Rosina smiles. Of course not. She writes them to sing at the top of her lungs on a stage in front of an audience of people who adore her.

“Okay,” Rosina says. “But you have to be nice.”

“I’m always nice,” Melissa says. Which is true.

Rosina takes a deep breath, picks up her guitar, and sits on the bed next to Melissa. She starts the quiet fingerpicking of her most recent song. Her whispery vocals come in, with a melody like a lullaby crossed with a funeral dirge, pretty yet heavy, with lyrics alluding to a bird trapped, caged. The single guitar notes slowly build to strumming, Rosina’s voice breaking into a full-bodied wail. Her dark thoughts are released—Mami and Erin, gone. She sings of escape, of flight. The music vibrates inside her. It shakes the room. Her voice, her words, are her wings.

When she is done, she puts her guitar down and slowly lifts her eyes to Melissa. There is the look she’s imagined while writing her songs in secret. There is the audience she’s dreamed of every night singing to herself. There is the love, the adoration. In front of her is someone moved to tears.

“Say something,” Rosina says.

“I can’t.”

“It was that bad?”

“Oh my God, no.” Melissa takes Rosina’s hands in hers. “That was quite possibly the most amazing thing I’ve ever heard in my life.”

Rosina looks away. Her smile takes up the whole room.

“Why don’t you perform?” Melissa asks. “Why don’t you have a band?”

Rosina shrugs.

“That’s crazy. You have to let people hear you. They need to hear you.”

“Maybe someday,” Rosina says.

“Someday soon,” Melissa says. “Please.”

“Okay.”

Their smiles cannot get any bigger. Melissa’s eyes cannot get any deeper. The space between them shrinks as the rest of the room falls away, until all that exists is this twin bed and these two girls and their strong hearts pounding beautiful in their chests, willing their bodies closer so they can catch each other’s rhythm, so they can beat together, so they can make music.

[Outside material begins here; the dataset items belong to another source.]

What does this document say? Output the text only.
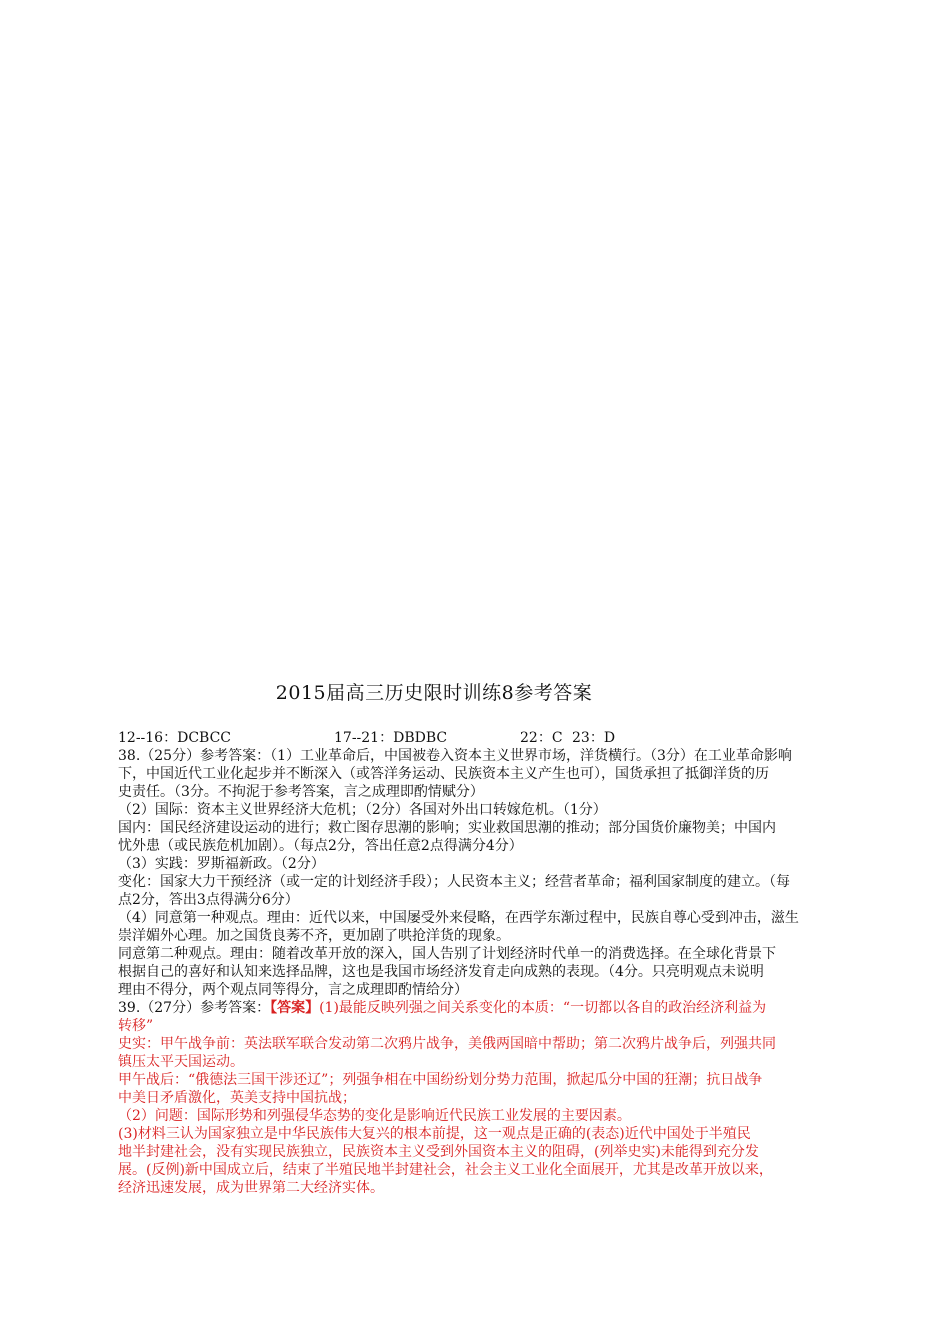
2015届高三历史限时训练8参考答案
12--16：DCBCC	17--21：DBDBC	22：C 23：D
38.（25分）参考答案：（1）工业革命后，中国被卷入资本主义世界市场，洋货横行。（3分）在工业革命影响
下，中国近代工业化起步并不断深入（或答洋务运动、民族资本主义产生也可），国货承担了抵御洋货的历
史责任。（3分。不拘泥于参考答案，言之成理即酌情赋分）
（2）国际：资本主义世界经济大危机；（2分）各国对外出口转嫁危机。（1分）
国内：国民经济建设运动的进行；救亡图存思潮的影响；实业救国思潮的推动；部分国货价廉物美；中国内
忧外患（或民族危机加剧）。（每点2分，答出任意2点得满分4分）
（3）实践：罗斯福新政。（2分）
变化：国家大力干预经济（或一定的计划经济手段）；人民资本主义；经营者革命；福利国家制度的建立。（每
点2分，答出3点得满分6分）
（4）同意第一种观点。理由：近代以来，中国屡受外来侵略，在西学东渐过程中，民族自尊心受到冲击，滋生
崇洋媚外心理。加之国货良莠不齐，更加剧了哄抢洋货的现象。
同意第二种观点。理由：随着改革开放的深入，国人告别了计划经济时代单一的消费选择。在全球化背景下
根据自己的喜好和认知来选择品牌，这也是我国市场经济发育走向成熟的表现。（4分。只亮明观点未说明
理由不得分，两个观点同等得分，言之成理即酌情给分）
39.（27分）参考答案：【答案】(1)最能反映列强之间关系变化的本质：“一切都以各自的政治经济利益为
转移”
史实：甲午战争前：英法联军联合发动第二次鸦片战争，美俄两国暗中帮助；第二次鸦片战争后，列强共同
镇压太平天国运动。
甲午战后：“俄德法三国干涉还辽”；列强争相在中国纷纷划分势力范围，掀起瓜分中国的狂潮；抗日战争
中美日矛盾激化，英美支持中国抗战；
（2）问题：国际形势和列强侵华态势的变化是影响近代民族工业发展的主要因素。
(3)材料三认为国家独立是中华民族伟大复兴的根本前提，这一观点是正确的(表态)近代中国处于半殖民
地半封建社会，没有实现民族独立，民族资本主义受到外国资本主义的阻碍，(列举史实)未能得到充分发
展。(反例)新中国成立后，结束了半殖民地半封建社会，社会主义工业化全面展开，尤其是改革开放以来，
经济迅速发展，成为世界第二大经济实体。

Rosina suddenly realizes they’ve been holding hands this whole time, and looks down to see the entwined lattice of their fingers. She thinks this is where she’d normally say something sarcastic, something to diffuse the intensity of the moment, to make Melissa think she doesn’t care, to make her think she’s not quickly turning to jelly, starting where her fingertips rest soft in the palm of Melissa’s hand, up her arm, her chest, her heart, aching a beautiful ache that could turn ugly at any moment. The yearning is so close to pain. It could turn into a monster, a great clawed thing, and jump out of Rosina’s chest, so desperate to hold every piece of this beautiful girl only inches away.

But Rosina stays silent. She lets the moment last. But she does not look up, cannot look Melissa in the eyes, cannot let her see the blinking neon in her own eyes that will tell her everything Rosina’s too scared to let her know.

But then a soft touch on Rosina’s chin, a gentle lifting. And then two eyes bright with the same yearning, two lips soft and open, and suddenly the world is too beautiful for Rosina to feel scared.





GRACE.


Grace wonders if this is kind of what it feels like to be on a date—nervous and excited, hopeful but slightly wary of the night not living up to her expectations. As she and her mom drive to dinner, thoughts of Jesse Camp creep into her head, how easy and pleasant it was to talk to him that first time at church, then the strangely overblown feeling when she saw him sitting with Ennis Calhoun at lunch, as if he had personally betrayed her, how both feelings tug inside her every time she sees him. Grace wonders how it would feel to go on a date with him, if it was Jesse in the passenger’s seat instead of her mom.

“So your friend’s family owns this restaurant we’re going to?” Mom says.